Today I want to talk about omega-3 fatty acids. You can’t turn on the news today without hearing about omega-3 fatty acids. I am a fan! They are definitely a type of fat you don't want to cut back because your body needs these fatty acids to function. We call them essential fats, and your body can't make them from scratch. You must consume them through food or supplements.
I take omega-3 supplements and consume fish in my diet every week. Some people may be concerned about eating fish because it is high in mercury. This is a legitimate concern, but just remember that you want to stay away from large, predatory fish like shark, king mackerel and tilefish that eat smaller fish. Large fish that eat small fish accumulate mercury as they move up the food chain, so don’t forget about small fish, like sardines and anchovies, being wonderful sources of omega-3’s — without any of the risks.
Some of my favorites sources of omega-3 are wild-caught Alaskan salmon and black cod. They are low in mercury, high in omega-3 and sustainable, all three of which are important to me. If you want to find out which fish are sustainable, high in omega-3 and low in mercury, check out the National Geographic’s Sustainable Seafood website.
Remember that you can also get omega-3 from plant sources like flax seeds, chia seeds and hemp seeds. I also enjoy walnuts, which are really easy to add to your diet. Only a small handful (a couple of tablespoons a day) will give you a rich source of plant-based omega-3 that can help you when you aren’t eating enough fish.
Last but not least, omega-3 fatty acids are so important that if you are not getting enough through high-quality fish on a regular basis, you may want to consider a supplement. 
 
Two of the important types of omega-3 fatty acids are DHA and EPA. Adults need 600-800mg of DHA and 300-500mg of EPA each day. Children mostly need DHA until they reach the age of 5. According to the American Institute of Medicine, all of us, starting at age 1, need 1200mg total of omega-3 fatty acids per day.

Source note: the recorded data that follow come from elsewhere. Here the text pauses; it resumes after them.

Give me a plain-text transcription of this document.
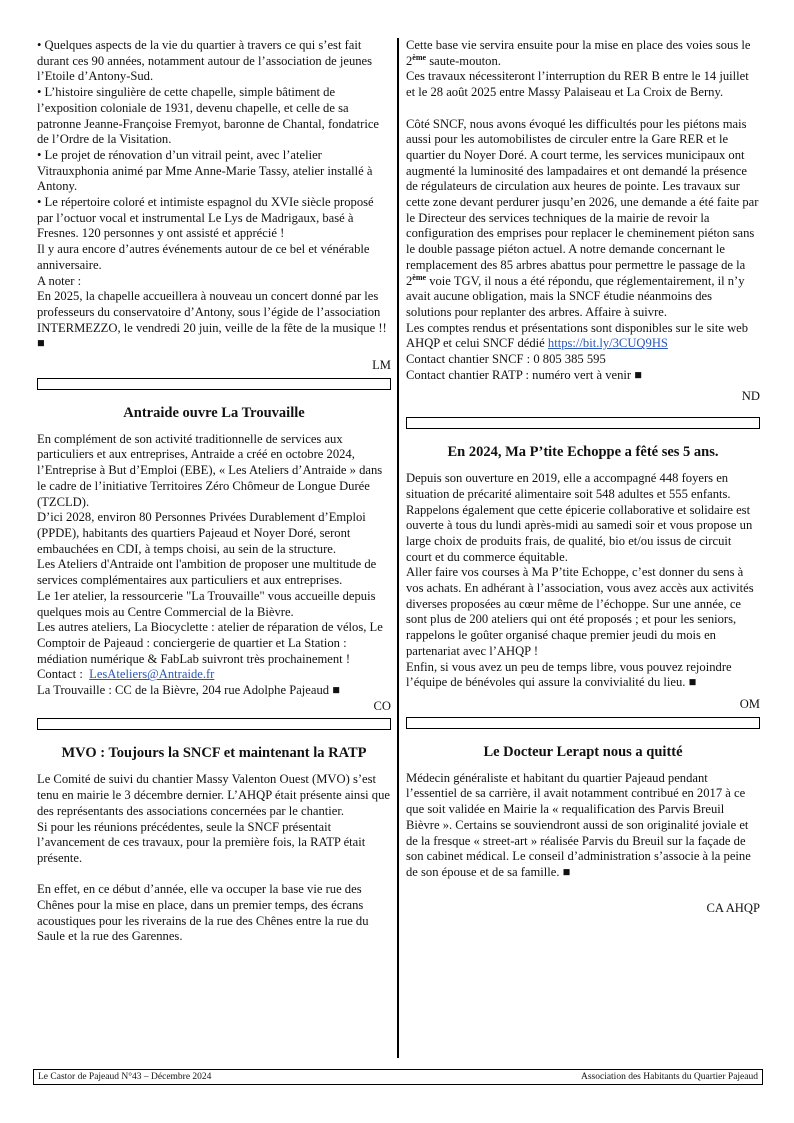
• Quelques aspects de la vie du quartier à travers ce qui s’est fait durant ces 90 années, notamment autour de l’association de jeunes l’Etoile d’Antony-Sud.

• L’histoire singulière de cette chapelle, simple bâtiment de l’exposition coloniale de 1931, devenu chapelle, et celle de sa patronne Jeanne-Françoise Fremyot, baronne de Chantal, fondatrice de l’Ordre de la Visitation.

• Le projet de rénovation d’un vitrail peint, avec l’atelier Vitrauxphonia animé par Mme Anne-Marie Tassy, atelier installé à Antony.

• Le répertoire coloré et intimiste espagnol du XVIe siècle proposé par l’octuor vocal et instrumental Le Lys de Madrigaux, basé à Fresnes. 120 personnes y ont assisté et apprécié !

Il y aura encore d’autres événements autour de ce bel et vénérable anniversaire.

A noter :

En 2025, la chapelle accueillera à nouveau un concert donné par les professeurs du conservatoire d’Antony, sous l’égide de l’association INTERMEZZO, le vendredi 20 juin, veille de la fête de la musique !! ■

LM

Antraide ouvre La Trouvaille

En complément de son activité traditionnelle de services aux particuliers et aux entreprises, Antraide a créé en octobre 2024, l’Entreprise à But d’Emploi (EBE), « Les Ateliers d’Antraide » dans le cadre de l’initiative Territoires Zéro Chômeur de Longue Durée (TZCLD).

D’ici 2028, environ 80 Personnes Privées Durablement d’Emploi (PPDE), habitants des quartiers Pajeaud et Noyer Doré, seront embauchées en CDI, à temps choisi, au sein de la structure.

Les Ateliers d'Antraide ont l'ambition de proposer une multitude de services complémentaires aux particuliers et aux entreprises.

Le 1er atelier, la ressourcerie "La Trouvaille" vous accueille depuis quelques mois au Centre Commercial de la Bièvre.

Les autres ateliers, La Biocyclette : atelier de réparation de vélos, Le Comptoir de Pajeaud : conciergerie de quartier et La Station : médiation numérique & FabLab suivront très prochainement !

Contact : LesAteliers@Antraide.fr

La Trouvaille : CC de la Bièvre, 204 rue Adolphe Pajeaud ■

CO

MVO : Toujours la SNCF et maintenant la RATP

Le Comité de suivi du chantier Massy Valenton Ouest (MVO) s’est tenu en mairie le 3 décembre dernier. L’AHQP était présente ainsi que des représentants des associations concernées par le chantier.

Si pour les réunions précédentes, seule la SNCF présentait l’avancement de ces travaux, pour la première fois, la RATP était présente.

En effet, en ce début d’année, elle va occuper la base vie rue des Chênes pour la mise en place, dans un premier temps, des écrans acoustiques pour les riverains de la rue des Chênes entre la rue du Saule et la rue des Garennes.

Cette base vie servira ensuite pour la mise en place des voies sous le 2ème saute-mouton.

Ces travaux nécessiteront l’interruption du RER B entre le 14 juillet et le 28 août 2025 entre Massy Palaiseau et La Croix de Berny.

Côté SNCF, nous avons évoqué les difficultés pour les piétons mais aussi pour les automobilistes de circuler entre la Gare RER et le quartier du Noyer Doré. A court terme, les services municipaux ont augmenté la luminosité des lampadaires et ont demandé la présence de régulateurs de circulation aux heures de pointe. Les travaux sur cette zone devant perdurer jusqu’en 2026, une demande a été faite par le Directeur des services techniques de la mairie de revoir la configuration des emprises pour replacer le cheminement piéton sans le double passage piéton actuel. A notre demande concernant le remplacement des 85 arbres abattus pour permettre le passage de la 2ème voie TGV, il nous a été répondu, que réglementairement, il n’y avait aucune obligation, mais la SNCF étudie néanmoins des solutions pour replanter des arbres. Affaire à suivre.

Les comptes rendus et présentations sont disponibles sur le site web AHQP et celui SNCF dédié https://bit.ly/3CUQ9HS

Contact chantier SNCF : 0 805 385 595

Contact chantier RATP : numéro vert à venir ■

ND

En 2024, Ma P’tite Echoppe a fêté ses 5 ans.

Depuis son ouverture en 2019, elle a accompagné 448 foyers en situation de précarité alimentaire soit 548 adultes et 555 enfants.

Rappelons également que cette épicerie collaborative et solidaire est ouverte à tous du lundi après-midi au samedi soir et vous propose un large choix de produits frais, de qualité, bio et/ou issus de circuit court et du commerce équitable.

Aller faire vos courses à Ma P’tite Echoppe, c’est donner du sens à vos achats. En adhérant à l’association, vous avez accès aux activités diverses proposées au cœur même de l’échoppe. Sur une année, ce sont plus de 200 ateliers qui ont été proposés ; et pour les seniors, rappelons le goûter organisé chaque premier jeudi du mois en partenariat avec l’AHQP !

Enfin, si vous avez un peu de temps libre, vous pouvez rejoindre l’équipe de bénévoles qui assure la convivialité du lieu. ■

OM

Le Docteur Lerapt nous a quitté

Médecin généraliste et habitant du quartier Pajeaud pendant l’essentiel de sa carrière, il avait notamment contribué en 2017 à ce que soit validée en Mairie la « requalification des Parvis Breuil Bièvre ». Certains se souviendront aussi de son originalité joviale et de la fresque « street-art » réalisée Parvis du Breuil sur la façade de son cabinet médical. Le conseil d’administration s’associe à la peine de son épouse et de sa famille. ■

CA AHQP

Le Castor de Pajeaud N°43 – Décembre 2024	Association des Habitants du Quartier Pajeaud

This is important for our brain health, eye health, reduction of inflammation, possible protection against depression, and of course heart health. It's been found that omega-3 fatty acids lower blood pressure and heart rate and improve blood vessel function.
Eating fish twice a week is a recommendation from the American Heart Association. Doctors also think omega-3 fatty acids can help control lupus, eczema and rheumatoid arthritis, and may play a protective role against cancer, too. Omega-3 fatty acids are vitally important for good health and I hope you will add them to your everyday life.